O problema na relação com a Argentina, porém, está na instabilidade. Maior comprador do Brasil, o país derruba nossas exportações em momentos de crise, como o que enfrenta atualmente.

"A gente entende que, no caso da Argentina, devemos avançar também na direção do livre comércio no final de 2020, ou com período de extensão do atual acordo bilateral com o dispositivo flex, mas sempre visando o livre comércio", afirmou Megale, da Anfavea, sobre o acordo com a Argentina.

Veja abaixo nota divulgada pela Anfavea

"Em relação ao livre comércio de veículos leves entre Brasil e México, iniciado a partir de hoje (19/3) em comum acordo entre os dois governos, a Anfavea, Associação Nacional dos Fabricantes de Veículos Automotores, declara que o setor, em geral, é favorável à abertura comercial, mas espera que isso venha acompanhado de ganhos no nível de competitividade no país.

A associação enviou ao governo federal uma pauta de sugestões que visam à redução do chamado "Custo Brasil" e a ganhos de competitividade para todo o setor industrial, não apenas o automotivo. A pauta inclui questões de infraestrutura, de encargos, de simplificação tributária e de desburocratização, entre outras.

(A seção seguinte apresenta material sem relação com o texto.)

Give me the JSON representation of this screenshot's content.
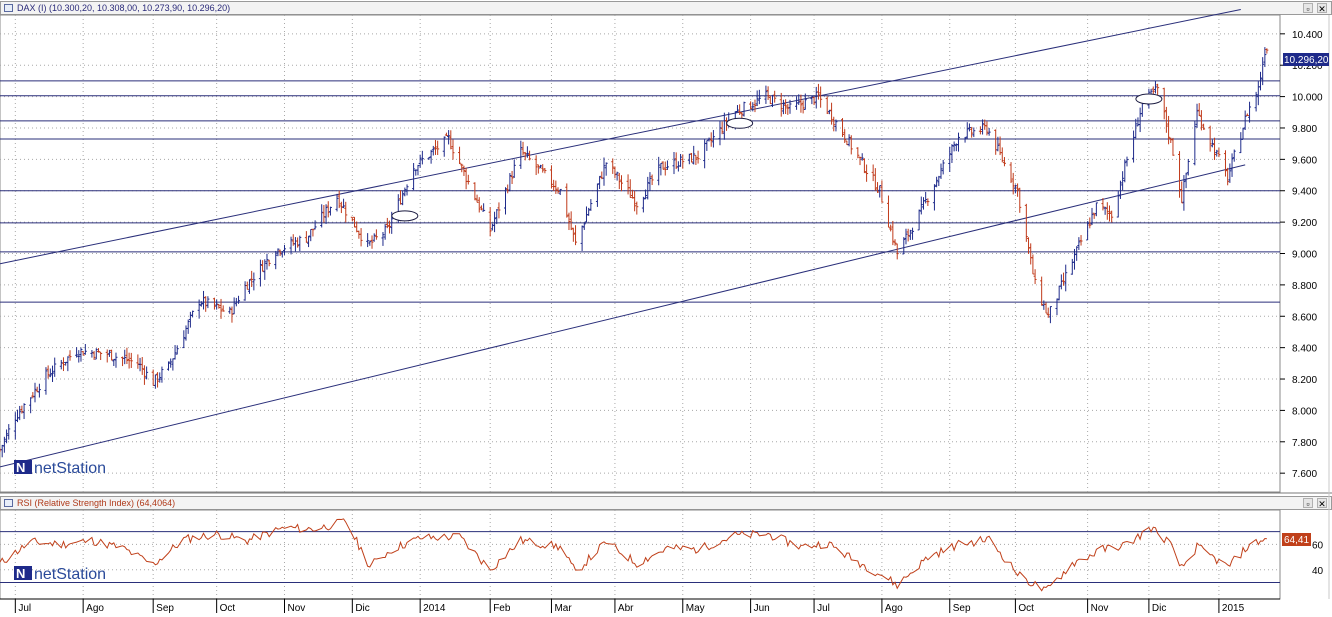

A Anfavea prefere aguardar pelos resultados práticos do livre comércio com o México, até porque o aumento de 35% para 40% de obrigatoriedade de componentes locais foi uma surpresa. Mas a associação alerta para a possibilidade de perda de alguns futuros projetos para a indústria mexicana, em detrimento de investimentos locais, caso o Brasil ainda não atinja rapidamente o mesmo nível de competitividade deste e de outros potenciais parceiros comerciais".